Returning to the roots of biotech and orphan drugs
Synageva is a public company committed to invading unexplored therapeutic areas — aka, orphan diseases — while returning to biotech roots with its rDNA (ribosomal deoxyribonucleic acid)-based proteins for replacement therapy. It aspires to the kind of mission and model other orphan-drug companies like Alexion have championed successfully, yet it brings an exceptional amount of industry experience and practicality to the task. Underlying its development of lead product SBC-102 (rhLAL), an enzyme replacement therapy for Lysosomal acid lipase (LAL) deficiency, and others in the pipeline is a diverse team of industry veterans equipped for commercialization. The company’s protein expression and production platform, as well as royalties from Roche for an acquired HIV product, Fuzeon (enfuvirtide), bring in cash for Synageva. It has completed a Phase 1/2 extension study of SBC-102 in late onset LAL D and plans to follow with a double-blind placebo controlled trial next year.
WHAT’S AT STAKE
Companies have concentrated on developing therapeutics for a relatively few rare diseases where further development of the compound has big-market potential, as Tim Cote, longtime rare disease advocate and chief medical officer of NORD (National Organization for Rare Disorders), observed at an AAPS (American Association of Pharmaceutical Scientists) conference last May. Unfortunately, he noted, that leaves most rare diseases with no treatment options, now or in the foreseeable future. If companies lived up to the spirit more than the letter of the Orphan Drug Act, a different model would emerge — one based on orphan drugs for orphan diseases and rare conditions where the need remains unmet — because most companies developing orphan drugs have generally targeted only a relatively few rare conditions or indications, flocking around ones that have become popular for their potential to lead to large-market indications for the same drug. Actually, such a true or “ultra” orphan drug model has emerged, however imperfect in form, with successful companies such as Alexion (Soliris/PNH), and Genzyme (e.g. Cerezyme/Gaucher Disease), as well as with new orphan drug developers, exemplified by Synageva BioPharma.
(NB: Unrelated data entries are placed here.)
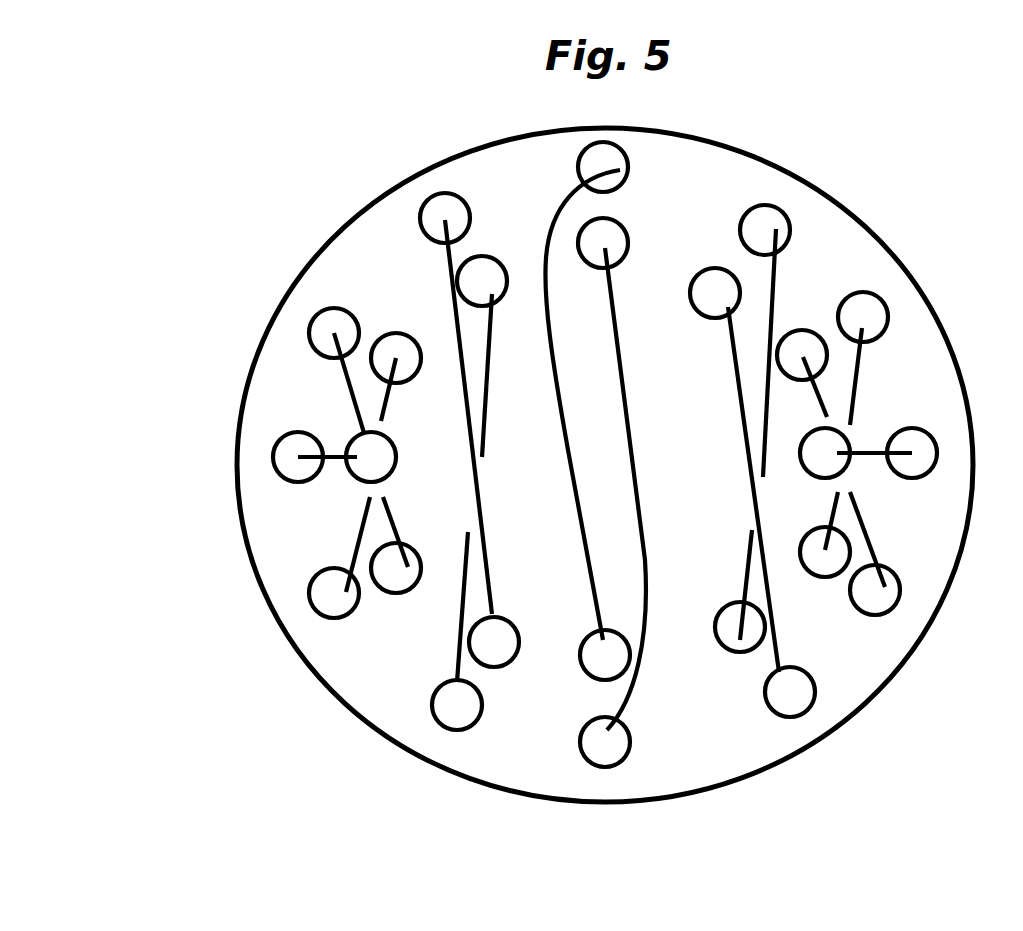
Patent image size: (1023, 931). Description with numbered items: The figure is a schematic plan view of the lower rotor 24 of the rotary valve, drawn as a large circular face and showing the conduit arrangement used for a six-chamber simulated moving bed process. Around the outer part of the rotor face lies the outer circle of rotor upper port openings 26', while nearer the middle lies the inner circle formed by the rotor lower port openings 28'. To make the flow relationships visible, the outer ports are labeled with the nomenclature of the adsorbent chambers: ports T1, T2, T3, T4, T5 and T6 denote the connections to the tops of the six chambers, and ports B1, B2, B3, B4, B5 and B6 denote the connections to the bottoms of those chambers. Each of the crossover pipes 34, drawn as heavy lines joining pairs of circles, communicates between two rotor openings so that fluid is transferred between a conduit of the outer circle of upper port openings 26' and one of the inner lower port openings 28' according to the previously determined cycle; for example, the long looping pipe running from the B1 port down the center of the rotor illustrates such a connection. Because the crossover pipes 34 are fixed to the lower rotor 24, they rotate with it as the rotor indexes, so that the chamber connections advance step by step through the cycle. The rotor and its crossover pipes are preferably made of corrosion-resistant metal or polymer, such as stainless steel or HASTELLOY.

The lower rotor 24 is at (833, 203).
The rotor upper port openings 26' is at (524, 674).
The rotor lower port openings 28' is at (659, 449).
The crossover pipes 34 is at (632, 457).
The rotor port (top of adsorbent chamber 1) T1 is at (427, 197).
The rotor port (top of adsorbent chamber 2) T2 is at (782, 210).
The rotor port (top of adsorbent chamber 3) T3 is at (930, 428).
The rotor port (top of adsorbent chamber 4) T4 is at (802, 678).
The rotor port (top of adsorbent chamber 5) T5 is at (432, 707).
The rotor port (top of adsorbent chamber 6) T6 is at (277, 443).
The rotor port (bottom of adsorbent chamber 1) B1 is at (587, 147).
The rotor port (bottom of adsorbent chamber 2) B2 is at (877, 293).
The rotor port (bottom of adsorbent chamber 3) B3 is at (890, 607).
The rotor port (bottom of adsorbent chamber 4) B4 is at (627, 760).
The rotor port (bottom of adsorbent chamber 5) B5 is at (314, 576).
The rotor port (bottom of adsorbent chamber 6) B6 is at (318, 308).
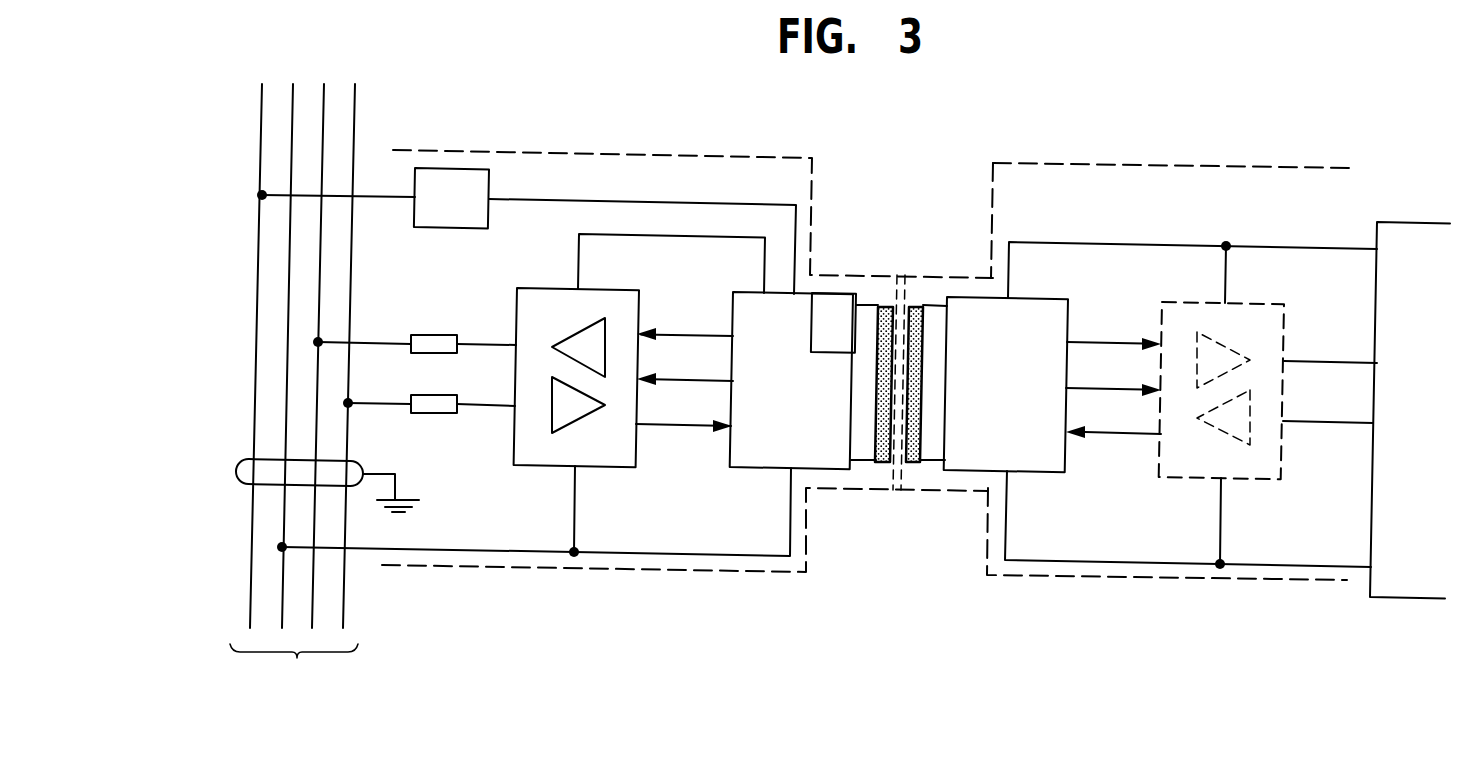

Let’s pause for a disclaimer: Pricing is the “fly in the ointment” for the “ultraorphan” model . All the company successes so far depend on the orphan blockbuster strategy; Gaucher prevalence is only about 1 in 75,000, but Cerezyme delivers around $800 million in sales per year with its price of $200,000 per patient. Synageva has not signaled a price for SBC-102 if approved, but the company’s presentation to analysts cites Cerezyme and other high-ticket orphans to indicate potential revenue. The same presentation, however, dramatically illustrates the human stakes as well — describing an infant with LAL Deficiency (LAL D ) surviving and growing well beyond the usual, dismal bounds of the disease after SBC-102 treatment. According to Synageva’s CEO, Sanj K. Patel, both the late and early onset forms of the disease are greatly under- or misdiagnosed, and the chief challenge in its drug development is finding the right patients for its clinical trials. Anticipating a similar challenge once on the market, the company built its clinical and commercial teams in tandem, beginning early on. Finding patients requires extensive outreach to specialists, academic centers, and opinion leaders, along with medical publications, conferencing, and encouragement of investigator-sponsored studies, especially as it gears up for a doubleblind placebo controlled trial in late onset LAL D. It is exceptional for a start-up to start out with the full complement of functions needed to reach those objectives. To whatever degree the company relies on high pricing to sustain its success, there is honor in its commitment to filling a truly unmet need. Synageva is not just developing drugs for rare conditions, but solitary hopes for patients with genuine orphan diseases.